Examples of the issues discussed could be multiplied, but the multiplication would not make the point clearer. Despite useful remarks in the introduction, the apparatus locorum similium and the notes to the translation7 which help to interpret the text, a reader of the edition does not feel on safe ground. The introduction can stand for itself, but the edition is better not used without Mynors's or Lassandro's at hand.



Notes:


1.   Mynors's edition, Oxford 1964, was praised by M. Winterbottom as "model edition" in his summary of the Panegyrici Latini in L.D. Reynolds (ed.), Texts and Transmission. A Survey of the Latin Classics, Oxford 1983, 289, a kind of Festschrift for Mynors himself. D. Lassandro in his edition of the Panegyrici Latini, Turin 1992, follows him closely (see esp. XXVIf.), but V. Paladini-P. Fedeli, Panegyrici Latini, Rome 1976, p. XXVIIf. (who do not give a text of Pliny) regard the Harleianus 2480 (H) as independent of the reconstructed Moguntinus. A problem neither solved nor even fully analysed is e.g. the exact stemmatic position of the editio Cuspiniani, Vienna 1513, as some of its readings seem to go back to a tradition not otherwise known, see Mynors p. viii; Lasasandro XXVII; Paladini-Fedeli p. XXXIIff.
2.   See p. LXVI. Humanitate detrahitur (4,7) and det sed accipiat (87,4) are not examples of the double cretic but of a resolution in a cretic-trochaic sequence.
3.   Some titles, however, are missing like e.g. G. Seelentag, Taten und Tugenden Traians. Herrschaftsdarstellung im Principat, Stuttgart 2004, a book that is hard to ignore even if an author does not always agree with it. On the other hand, the bibliography is rich in references to Spanish literature.
4.   See Mynors p. vii and D. Lassandro, I manoscritti H N A nella tradizione dei Panegyrici Latini, BPEC 15 (1967) 55–97, an article which is not mentioned by Moreno Soldevila.
5.   Schwarzius has a note on p. 1 of his edition (Nuremberg 1746) about them.

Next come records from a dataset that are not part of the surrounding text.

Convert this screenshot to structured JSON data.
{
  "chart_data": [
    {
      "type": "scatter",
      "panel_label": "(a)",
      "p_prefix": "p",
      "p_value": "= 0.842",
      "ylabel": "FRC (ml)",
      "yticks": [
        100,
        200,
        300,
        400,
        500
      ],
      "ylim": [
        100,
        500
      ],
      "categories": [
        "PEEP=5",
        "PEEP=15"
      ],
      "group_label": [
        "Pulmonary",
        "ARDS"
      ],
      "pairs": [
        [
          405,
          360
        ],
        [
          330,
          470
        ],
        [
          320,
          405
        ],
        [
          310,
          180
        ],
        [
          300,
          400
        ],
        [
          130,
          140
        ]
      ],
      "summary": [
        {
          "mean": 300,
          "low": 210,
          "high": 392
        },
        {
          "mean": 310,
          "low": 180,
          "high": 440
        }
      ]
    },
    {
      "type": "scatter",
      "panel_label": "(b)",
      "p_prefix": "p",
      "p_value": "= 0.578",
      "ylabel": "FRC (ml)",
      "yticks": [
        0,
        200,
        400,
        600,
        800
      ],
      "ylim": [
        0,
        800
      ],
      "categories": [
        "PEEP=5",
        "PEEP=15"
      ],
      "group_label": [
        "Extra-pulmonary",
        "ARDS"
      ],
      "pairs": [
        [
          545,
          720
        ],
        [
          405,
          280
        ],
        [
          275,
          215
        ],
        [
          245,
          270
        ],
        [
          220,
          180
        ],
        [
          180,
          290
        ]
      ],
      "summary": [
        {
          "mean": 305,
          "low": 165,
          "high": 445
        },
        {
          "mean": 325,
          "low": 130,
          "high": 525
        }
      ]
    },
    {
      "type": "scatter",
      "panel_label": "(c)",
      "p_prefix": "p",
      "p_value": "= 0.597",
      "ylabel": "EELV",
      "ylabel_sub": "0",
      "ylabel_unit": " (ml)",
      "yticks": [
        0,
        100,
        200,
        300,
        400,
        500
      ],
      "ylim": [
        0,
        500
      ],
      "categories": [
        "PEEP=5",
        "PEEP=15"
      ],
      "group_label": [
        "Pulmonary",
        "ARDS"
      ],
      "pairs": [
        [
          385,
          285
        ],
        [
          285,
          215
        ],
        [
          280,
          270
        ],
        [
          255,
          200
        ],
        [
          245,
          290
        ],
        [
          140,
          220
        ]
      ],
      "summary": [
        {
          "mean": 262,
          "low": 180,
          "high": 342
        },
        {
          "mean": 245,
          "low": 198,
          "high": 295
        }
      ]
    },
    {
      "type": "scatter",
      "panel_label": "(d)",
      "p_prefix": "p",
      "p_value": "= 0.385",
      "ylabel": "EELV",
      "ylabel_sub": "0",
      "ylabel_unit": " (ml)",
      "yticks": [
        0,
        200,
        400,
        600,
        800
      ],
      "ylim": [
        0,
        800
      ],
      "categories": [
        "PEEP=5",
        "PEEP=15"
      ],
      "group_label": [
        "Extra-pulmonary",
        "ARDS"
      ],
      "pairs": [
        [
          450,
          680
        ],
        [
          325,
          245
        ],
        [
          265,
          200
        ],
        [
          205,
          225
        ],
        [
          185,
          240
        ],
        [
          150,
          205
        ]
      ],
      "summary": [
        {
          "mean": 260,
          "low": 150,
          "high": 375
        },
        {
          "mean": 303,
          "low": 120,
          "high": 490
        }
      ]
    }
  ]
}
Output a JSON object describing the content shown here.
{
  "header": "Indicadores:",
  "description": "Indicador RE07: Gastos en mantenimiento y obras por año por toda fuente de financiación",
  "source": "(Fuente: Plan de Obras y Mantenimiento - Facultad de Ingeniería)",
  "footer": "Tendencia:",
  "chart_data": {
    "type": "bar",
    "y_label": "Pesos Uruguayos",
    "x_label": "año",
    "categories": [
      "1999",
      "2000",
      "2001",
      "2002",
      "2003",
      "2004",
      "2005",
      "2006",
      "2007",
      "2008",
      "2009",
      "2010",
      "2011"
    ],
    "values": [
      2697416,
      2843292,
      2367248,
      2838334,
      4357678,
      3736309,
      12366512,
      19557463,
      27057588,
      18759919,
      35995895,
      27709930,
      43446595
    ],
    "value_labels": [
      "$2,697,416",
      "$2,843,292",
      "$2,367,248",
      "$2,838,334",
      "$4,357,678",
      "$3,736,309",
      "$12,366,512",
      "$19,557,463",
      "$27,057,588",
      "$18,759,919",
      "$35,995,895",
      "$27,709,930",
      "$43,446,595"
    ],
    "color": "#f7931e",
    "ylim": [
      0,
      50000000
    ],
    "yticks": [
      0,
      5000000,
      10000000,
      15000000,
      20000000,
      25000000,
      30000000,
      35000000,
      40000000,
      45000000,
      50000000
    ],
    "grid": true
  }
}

6.   See Manfredi, Un'editio umanistica dei Panegyrici Latini Minores: il codice Vaticano lat. 1775 (W) e il suo correttore (w), in L. Belloni-G. Milanese-A. Porro (eds.), Studia classica Iohanni Tarditi oblata, Milan 1995, 1313–1325, who is nowhere referred to in the book. There are other cases in which w seems to be misrepresented as W: see the apparatus on 17,1; 24,5; 86,6.
7.   The reviewer regrets that he is not competent to evaluate the details of the Spanish translation.